During the course of any given week, I encounter numerous volunteers at the Town programs in which my two sons participate. Sometimes, work schedule permitting, I am even one of those volunteers. Given current budget constraints, volunteers are needed to keep some municipal programs operating. As with private employers, however, sometimes a “public” volunteer is really an employee. Towns and Villages need to be careful to avoid adverse findings by the Federal and New York State Departments of Labor.

The Federal Fair Labor Standards Act (“FLSA”) requires both public and private entity employees to be paid minimum and overtime wages. The question of who qualifies as an “employee” under the FLSA is not as simple as you would expect. For public agencies, the State, and its subdivisions, there is an express exception in the FLSA to allow volunteer to perform public services without entitlement to wages. A public “volunteer” includes people who: (1) perform services for “civic, charitable, or humanitarian reasons, without promise, expectation or receipt of compensation;” (2) are not already providing similar services as an employee of the same public entity; (3) are not promised and do not expect to receive compensation; and (4) perform work without direct or indirect pressure or coercion. Additionally, a municipality may pay “expenses, reasonable benefits, or nominal fees” to a volunteer without risking the creation of an employment situation.

The determination as to whether a person is a volunteer under the FLSA is very fact specific and the totality of the circumstances will be closely examined. On June 18, 2014, the Second Circuit Court of Appeals addressed the issue for the first time, in Brown v. New York City Department of Education, finding that a young man who provided needed services for  40 hours a week over three years at a New York City high school was a public volunteer under the FLSA and not entitled to wages.
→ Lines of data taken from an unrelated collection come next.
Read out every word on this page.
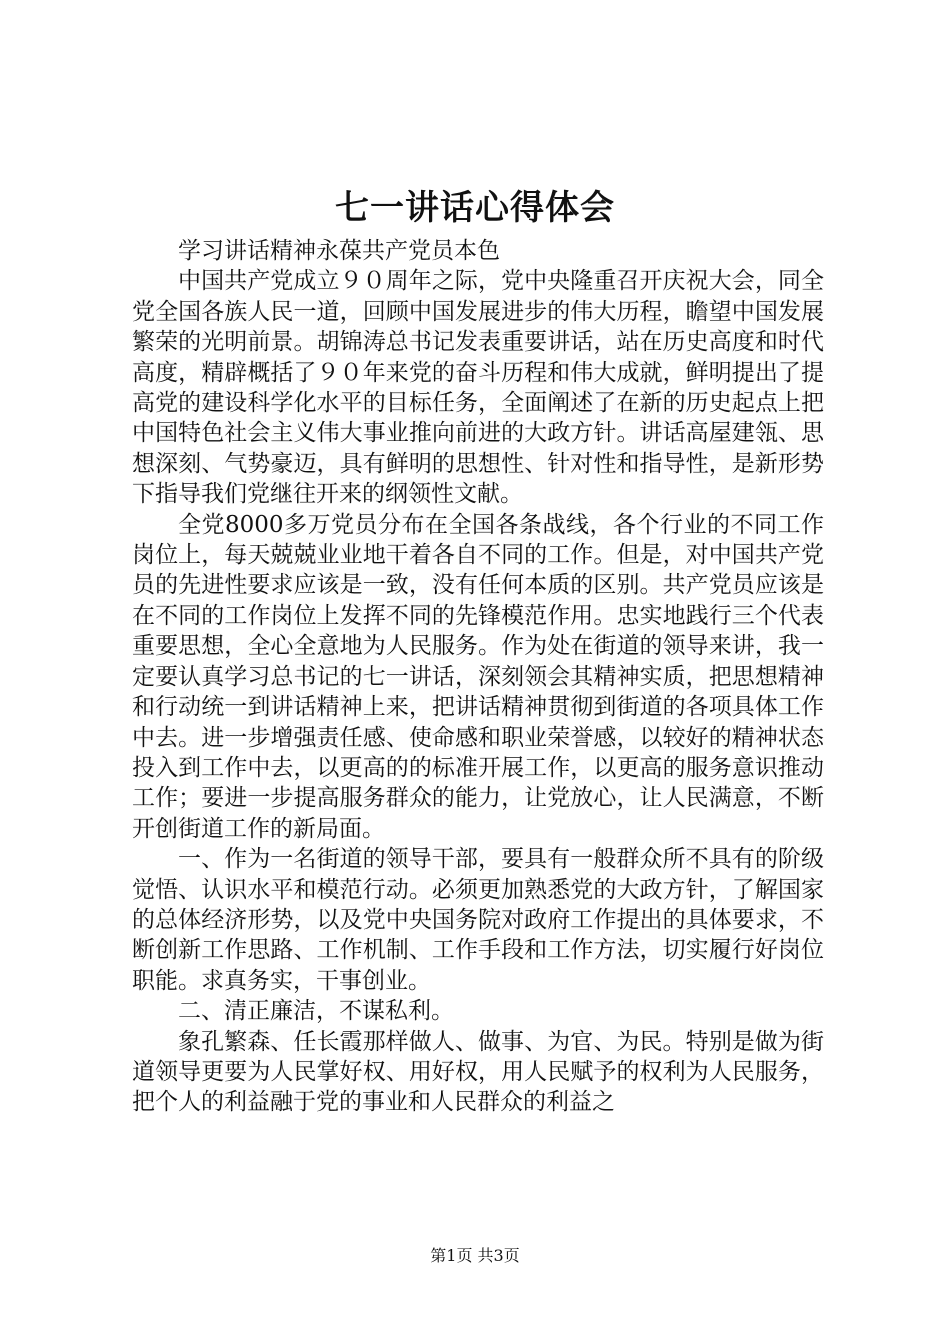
七一讲话心得体会

学习讲话精神永葆共产党员本色

中国共产党成立９０周年之际，党中央隆重召开庆祝大会，同全党全国各族人民一道，回顾中国发展进步的伟大历程，瞻望中国发展繁荣的光明前景。胡锦涛总书记发表重要讲话，站在历史高度和时代高度，精辟概括了９０年来党的奋斗历程和伟大成就，鲜明提出了提高党的建设科学化水平的目标任务，全面阐述了在新的历史起点上把中国特色社会主义伟大事业推向前进的大政方针。讲话高屋建瓴、思想深刻、气势豪迈，具有鲜明的思想性、针对性和指导性，是新形势下指导我们党继往开来的纲领性文献。

全党8000多万党员分布在全国各条战线，各个行业的不同工作岗位上，每天兢兢业业地干着各自不同的工作。但是，对中国共产党员的先进性要求应该是一致，没有任何本质的区别。共产党员应该是在不同的工作岗位上发挥不同的先锋模范作用。忠实地践行三个代表重要思想，全心全意地为人民服务。作为处在街道的领导来讲，我一定要认真学习总书记的七一讲话，深刻领会其精神实质，把思想精神和行动统一到讲话精神上来，把讲话精神贯彻到街道的各项具体工作中去。进一步增强责任感、使命感和职业荣誉感，以较好的精神状态投入到工作中去，以更高的的标准开展工作，以更高的服务意识推动工作；要进一步提高服务群众的能力，让党放心，让人民满意，不断开创街道工作的新局面。

一、作为一名街道的领导干部，要具有一般群众所不具有的阶级觉悟、认识水平和模范行动。必须更加熟悉党的大政方针，了解国家的总体经济形势，以及党中央国务院对政府工作提出的具体要求，不断创新工作思路、工作机制、工作手段和工作方法，切实履行好岗位职能。求真务实，干事创业。

二、清正廉洁，不谋私利。

象孔繁森、任长霞那样做人、做事、为官、为民。特别是做为街道领导更要为人民掌好权、用好权，用人民赋予的权利为人民服务，把个人的利益融于党的事业和人民群众的利益之

第1页 共3页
Brown had begun “working” at the school to help his brother, who was an employee, because he was unable to find employment and wanted to build his resume, become a better person, and help students. He was, apparently, a very good worker, and both the school principal and his brother gave him token amounts of money, bought him lunch, and paid for his Metro Card over the years. He repeatedly requested a paid position, and was told that he did not have sufficient higher education to qualify for a paid position and that there was no money in the budget for another position. He was asked not to return to the school after a female student lodged a complaint against him (the specifics of which were not provided by the Court). Upon his “termination,” he sued for back wages.

In affirming the District Court’s dismissal of his action, the Second Circuit held that:

  1. A person does not have to be solely motivated by civic, charitable, or humanitarian purposes to be considered a public volunteer (to build one’s resume is an acceptable purpose);
  2. Whether or not a person expected compensation for their work is subject to an objective reasonableness standard; and
  3. The court should look at the “economic realities” and other relevant factors of the situation to determine whether compensation could have been expected.

The Second Circuit Court acknowledged that the public volunteer exception is unique, and specifically noted that private sector employers have a more difficult time establishing that a volunteer is not an employee entitled to wages.

It is important that the FLSA not be construed in such a way so as to discourage volunteerism, and public agencies and municipalities should not be discouraged from accepting help from volunteers. The Second Circuit decision in Brown certainly encourages public entities and municipalities to accept volunteers without threat of liability for wages.